Michael Hübl
Der Täufer blutet wieder
Während im Alltag Simulakren fröhliche Urständ feiern, enthüllt die reale Wirklichkeit ihr wahres Gesicht im Museum
Eine Gasse in Wien. Manches schäbig, anderes renoviert. Bosnamontage BauGmbH, Happy Hair Biosthetik, schräg vis-à-vis ein Zinshaus mit üppig quellendem plastischem Dekor, das sich wie angestaubter Schlagobers von der Maria-Theresia-gelben Fassade abhebt. Allenthalben naht die Gentrifizierung. Vote young & contemporary steht auf einem Ladenschild, in der Vitrine einer Artothek ist zu lesen: „Meine künstlerische Freiheit ermöglicht mir unregelmäßige Anwesenheitszeiten“. Nebenan ein Beisel, Bundesdeutsche würden es Raucherkneipe nennen. Rechts und links Tafeln, die in markigen Lettern zwei Schwerpunkte des Angebots anzeigt: Hauerweine, Espresso. Die waidmannsgrüne Farbe ringsum blättert kräftig, als rollte sie sich langsam, aber stetig einer Abraumhalde entgegen. In einem dieser Häuser hat, wie die Historikerin Brigitte Hamann herausfand, der junge Adolf Hitler zur Untermiete gewohnt: Stumpergasse 31, Hinterhof, zehn Kronen pro Monat1. An die Folgen der rassistischen Vernichtungspolitik, die Hitler später als deutscher Reichskanzler betreiben sollte, erinnern unter anderem vor dem Institut für höhere Studien und wissenschaftliche Forschung zwei Reihen Stolpersteine mit den eingravierten Namen von 23 jüdischen Opfern, die deportiert und ermordet wurden.
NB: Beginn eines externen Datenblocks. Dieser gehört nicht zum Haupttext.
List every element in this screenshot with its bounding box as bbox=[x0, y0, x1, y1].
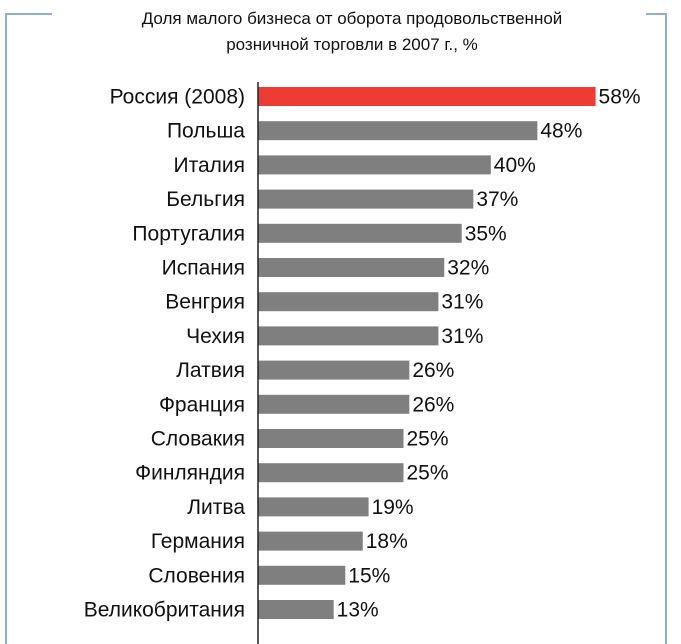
chart-title-line-2: розничной торговли в 2007 г., % bbox=[226, 35, 478, 54]
value-label: 31% bbox=[441, 291, 483, 314]
category-label: Венгрия bbox=[165, 291, 245, 314]
bar bbox=[258, 531, 363, 551]
value-label: 58% bbox=[599, 86, 641, 109]
category-label: Германия bbox=[151, 530, 245, 553]
category-label: Франция bbox=[159, 393, 245, 416]
value-label: 26% bbox=[412, 359, 454, 382]
category-label: Чехия bbox=[186, 325, 245, 348]
value-label: 26% bbox=[412, 393, 454, 416]
value-label: 37% bbox=[476, 188, 518, 211]
value-label: 32% bbox=[447, 257, 489, 280]
category-label: Италия bbox=[173, 154, 245, 177]
bar bbox=[258, 600, 334, 619]
value-label: 31% bbox=[441, 325, 483, 348]
value-label: 35% bbox=[465, 222, 507, 245]
bar bbox=[258, 326, 439, 346]
category-label: Литва bbox=[187, 496, 245, 519]
bar bbox=[258, 463, 404, 483]
value-label: 25% bbox=[407, 428, 449, 451]
category-label: Финляндия bbox=[135, 462, 245, 485]
category-label: Польша bbox=[167, 120, 245, 143]
bar bbox=[258, 121, 538, 141]
bars-group: Россия (2008) 58% Польша 48% Италия 40% Бельги… bbox=[84, 86, 641, 622]
bar bbox=[258, 189, 474, 209]
bar bbox=[258, 258, 445, 277]
value-label: 13% bbox=[337, 599, 379, 622]
bar bbox=[258, 394, 410, 414]
category-label: Великобритания bbox=[84, 599, 245, 622]
category-label: Латвия bbox=[176, 359, 245, 382]
value-label: 19% bbox=[372, 496, 414, 519]
value-label: 40% bbox=[494, 154, 536, 177]
category-label: Россия (2008) bbox=[110, 86, 245, 109]
category-label: Португалия bbox=[132, 222, 245, 245]
value-label: 25% bbox=[407, 462, 449, 485]
category-label: Бельгия bbox=[166, 188, 245, 211]
category-label: Словакия bbox=[151, 428, 245, 451]
value-label: 15% bbox=[348, 564, 390, 587]
chart-border bbox=[5, 13, 667, 644]
category-label: Испания bbox=[162, 257, 245, 280]
chart-title-line-1: Доля малого бизнеса от оборота продоволь… bbox=[142, 9, 563, 28]
bar bbox=[258, 497, 369, 517]
bar bbox=[258, 155, 491, 175]
value-label: 18% bbox=[366, 530, 408, 553]
bar bbox=[258, 565, 346, 585]
bar bbox=[258, 360, 410, 380]
bar bbox=[258, 87, 596, 106]
bar bbox=[258, 223, 462, 243]
bar bbox=[258, 292, 439, 312]
category-label: Словения bbox=[148, 564, 245, 587]
value-label: 48% bbox=[540, 120, 582, 143]
bar bbox=[258, 429, 404, 448]
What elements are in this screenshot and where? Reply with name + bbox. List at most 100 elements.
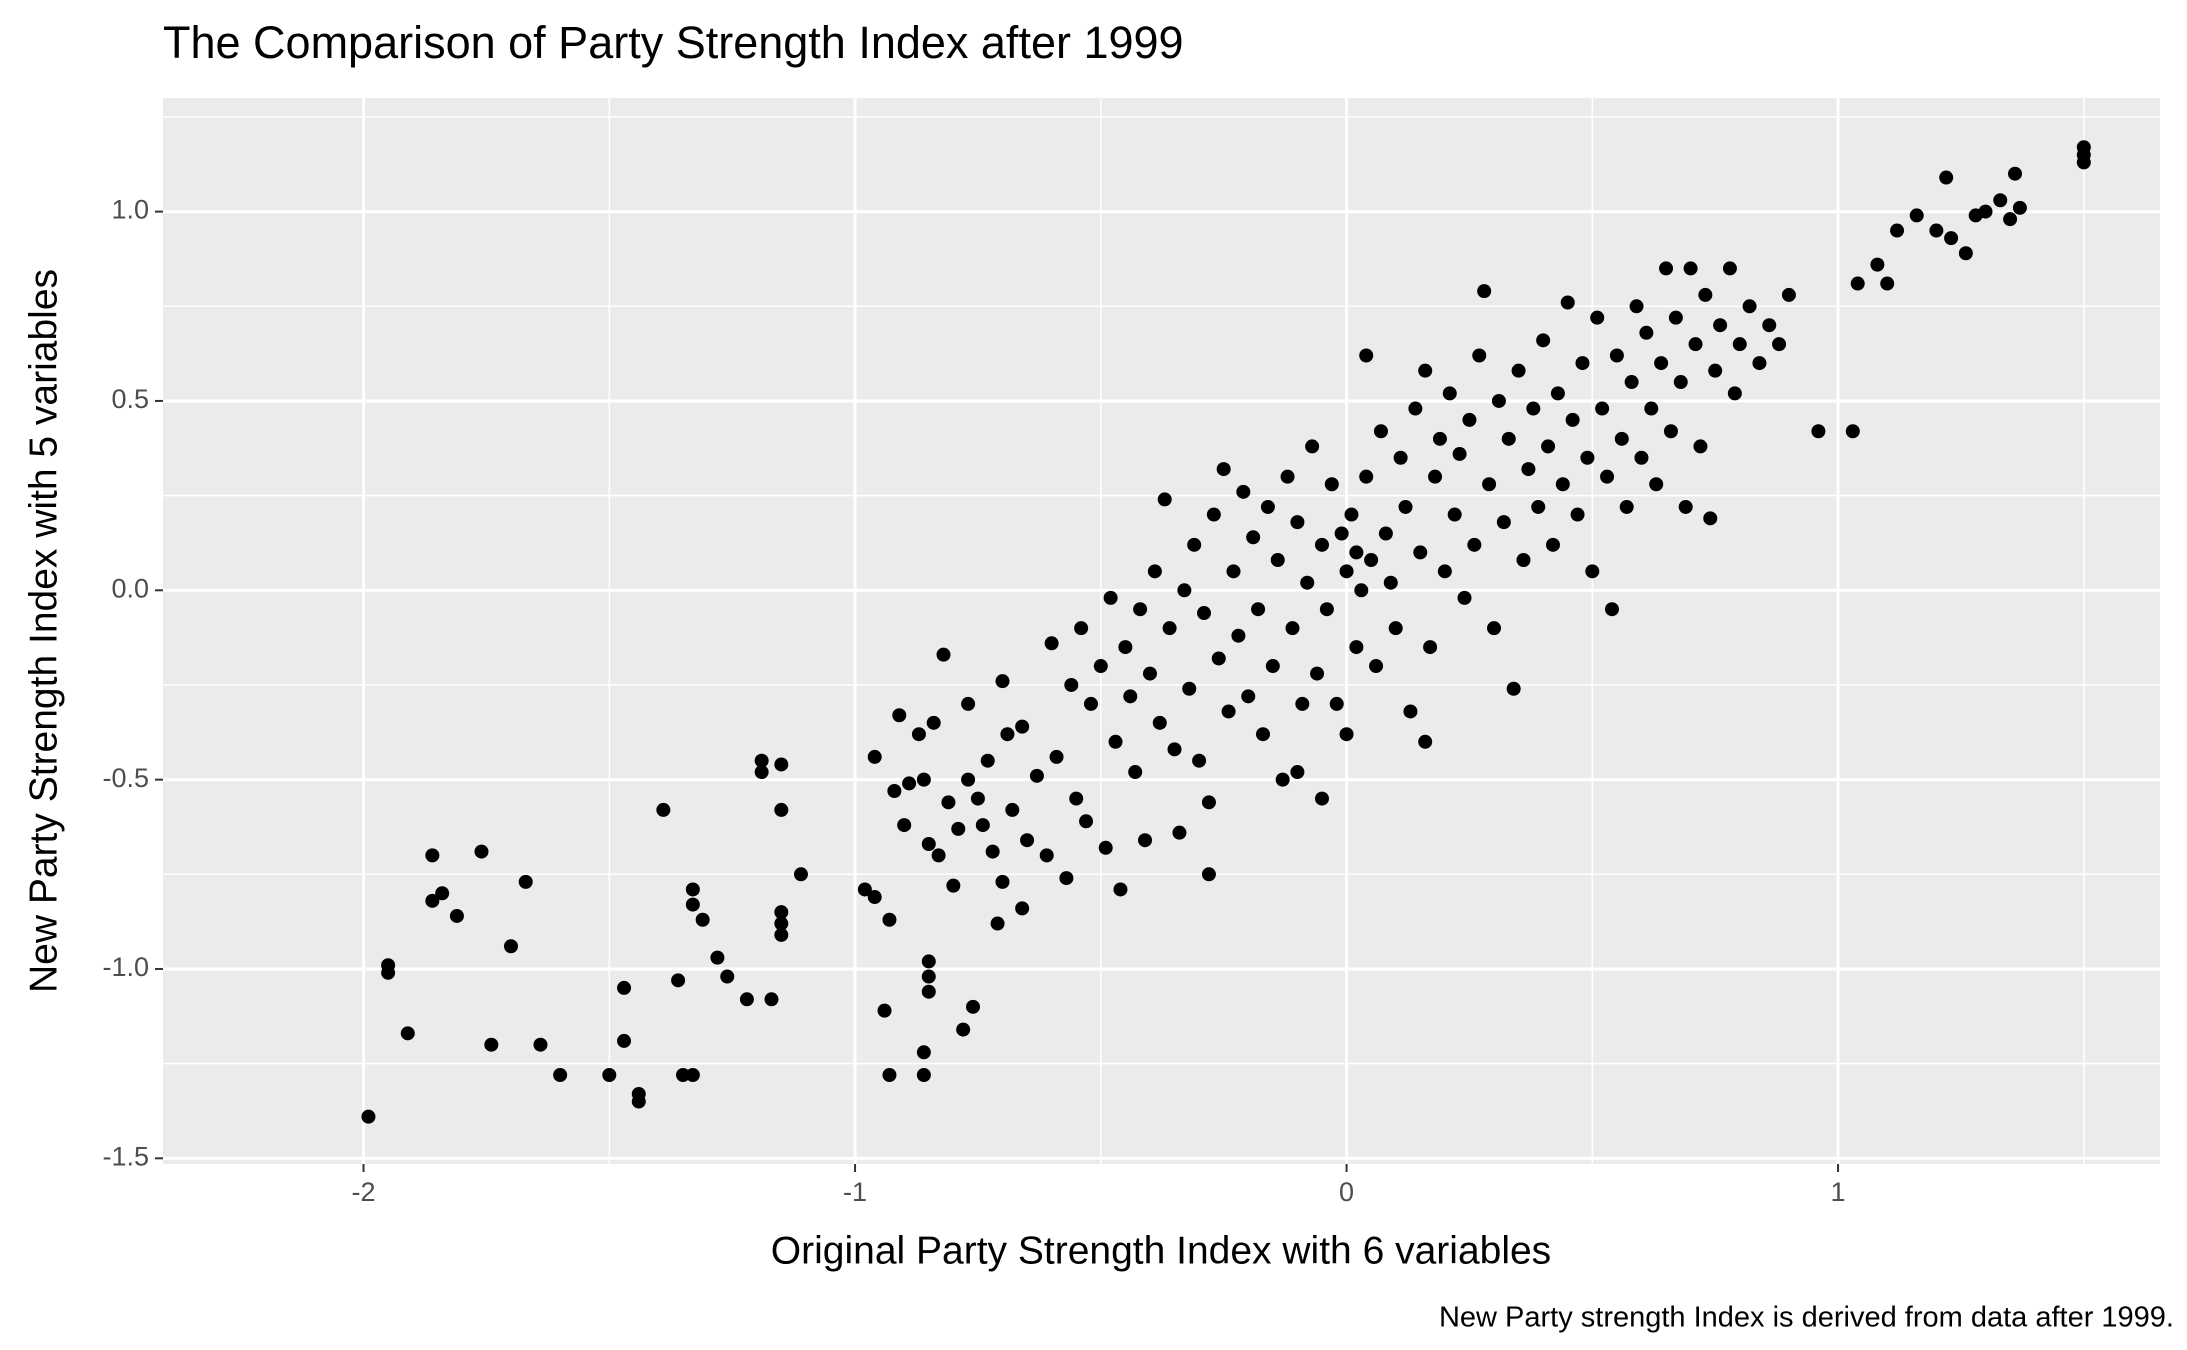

Gegenüber ein veganer Supermarkt samt Imbiss. Er offeriert an diesem Tag, es ist der 16. Oktober 2014, Speisen wie „Zweierlei Krautstrudel auf Fenchel-Birnencreme mit Petersilerdäpfeln“ und wirbt mit dem Motto „leben und leben lassen“2. Ein Stück weiter entsteht „Freiraum für Trendsetter“. Fassadendeckend wird die Ansicht einer perfekt durchgestylten Wohnanlage präsentiert, die hell, luftig, großzügig wirkt und ideal zum Minimalismus der Apple-Ästhetik passt: weiß, glatt, cool….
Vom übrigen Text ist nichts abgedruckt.